Giving the farmers technical information about disease management and telling them what their neighbours were doing did not improve collective action. However, when the game introduced a phone-based platform that allowed farmers to communicate with one another about their own disease management efforts, collective management did improve. Farmers adjusted their own practices based on what others were doing, and put pressure on free riders who were not taking any action to control the disease. The smartphone platform allowed the farmers to make better use of information from advisory and monitoring services. It also helped to cement community relationships.

Field experimental games are suitable for many different settings. Data collection is done with tablets, video cameras, and paper registration sheets. The game in Rwanda is designed to study banana disease and adapted to the local context, but the same method could be used to learn about other complex problems in RTB crops. Photo credit: Mariette McCampbell/WUR

Game for learning

A similar sort of study, to improve the management of banana Xanthomonas wilt (BXW), started in March in Rwanda, where banana is an important staple and cash crop. BXW spreads from mat to mat primarily by insects and contaminated tools, as well as infected planting material. As with late blight, collective action is more effective for controlling the disease.
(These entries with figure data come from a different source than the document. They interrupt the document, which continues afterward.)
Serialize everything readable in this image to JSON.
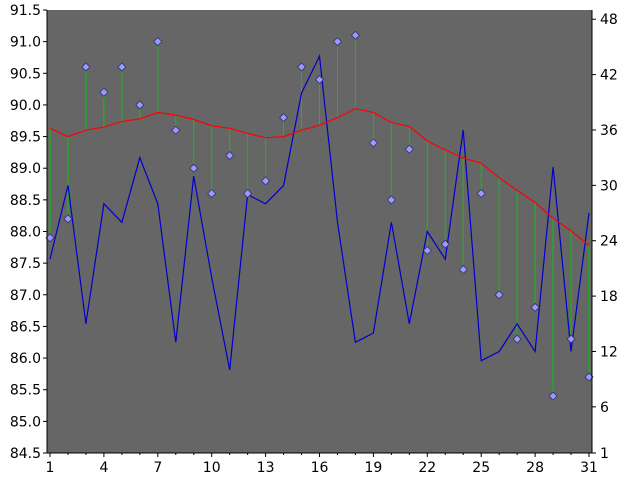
{
  "chart_data": {
    "type": "line",
    "title": "",
    "xlabel": "",
    "ylabel": "",
    "x": [
      1,
      2,
      3,
      4,
      5,
      6,
      7,
      8,
      9,
      10,
      11,
      12,
      13,
      14,
      15,
      16,
      17,
      18,
      19,
      20,
      21,
      22,
      23,
      24,
      25,
      26,
      27,
      28,
      29,
      30,
      31
    ],
    "x_ticks": [
      1,
      4,
      7,
      10,
      13,
      16,
      19,
      22,
      25,
      28,
      31
    ],
    "xlim": [
      1,
      31
    ],
    "y_left": {
      "lim": [
        84.5,
        91.5
      ],
      "ticks": [
        "84.5",
        "85.0",
        "85.5",
        "86.0",
        "86.5",
        "87.0",
        "87.5",
        "88.0",
        "88.5",
        "89.0",
        "89.5",
        "90.0",
        "90.5",
        "91.0",
        "91.5"
      ]
    },
    "y_right": {
      "lim": [
        1,
        49
      ],
      "ticks": [
        "1",
        "6",
        "12",
        "18",
        "24",
        "30",
        "36",
        "42",
        "48"
      ]
    },
    "series": [
      {
        "color": "#9999ff",
        "axis": "left",
        "style": "diamond-markers",
        "values": [
          87.9,
          88.2,
          90.6,
          90.2,
          90.6,
          90.0,
          91.0,
          89.6,
          89.0,
          88.6,
          89.2,
          88.6,
          88.8,
          89.8,
          90.6,
          90.4,
          91.0,
          91.1,
          89.4,
          88.5,
          89.3,
          87.7,
          87.8,
          87.4,
          88.6,
          87.0,
          86.3,
          86.8,
          85.4,
          86.3,
          85.7
        ]
      },
      {
        "color": "#ff0000",
        "axis": "left",
        "style": "line",
        "values": [
          89.63,
          89.5,
          89.6,
          89.65,
          89.74,
          89.78,
          89.88,
          89.84,
          89.77,
          89.67,
          89.63,
          89.55,
          89.48,
          89.5,
          89.6,
          89.68,
          89.8,
          89.94,
          89.88,
          89.72,
          89.66,
          89.43,
          89.29,
          89.16,
          89.08,
          88.85,
          88.65,
          88.46,
          88.21,
          88.01,
          87.78
        ]
      },
      {
        "color": "#0000cc",
        "axis": "right",
        "style": "line",
        "values": [
          22,
          30,
          15,
          28,
          26,
          33,
          28,
          13,
          31,
          20,
          10,
          29,
          28,
          30,
          40,
          44,
          26,
          13,
          14,
          26,
          15,
          25,
          22,
          36,
          11,
          12,
          15,
          12,
          32,
          12,
          27
        ]
      }
    ],
    "drop_lines": {
      "color": "#00cc00",
      "from_series": 0,
      "to_series": 1
    }
  }
}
Mariette McCampbell and Julissa Galarza Villamar, also Ph.D. candidates at WUR, developed an experimental board game that is played by four farmers at a time. During the game, farmers have to make decisions to prevent and control BXW, which brings out the kinds of dilemmas they have to deal with. Communication among the farmers is one factor being investigated, and the game itself is sandwiched between a pre-game survey and a post-game group interview to draw out the farmers’ reflections not just on the game but on BXW and the need for collective action.

The Covid-19 pandemic measures forced the field team to halt activities before completion. While waiting for restrictions to be relaxed, Mariette and Julissa are focusing on analysis of the rich qualitative data they already have. Their preliminary observations from this are already revealing a promising side effect of playing games with farmers.

“Farmers told us that not only do they enjoy participating in this type of research method, but also they learn much about banana production and the importance of collaborating when they’re fighting a public bad like BXW,” McCampbell and Galarza Villamar noted in a preliminary report.

Challenges remain

In banana and potato, research on disease management in the past has tended to focus on biophysical and technical aspects. Those are certainly necessary, but they are not sufficient. Challenges remain in socio-cultural, economic, institutional, and political domains that affect the ability to control diseases at all levels, from national governments to farmers in a village.

This preliminary research shows that by making use of information technology and tailored forms of learning, farmers can gain the insights needed to manage these threats to their livelihoods more effectively. When working together as a community by sharing information, everyone wins.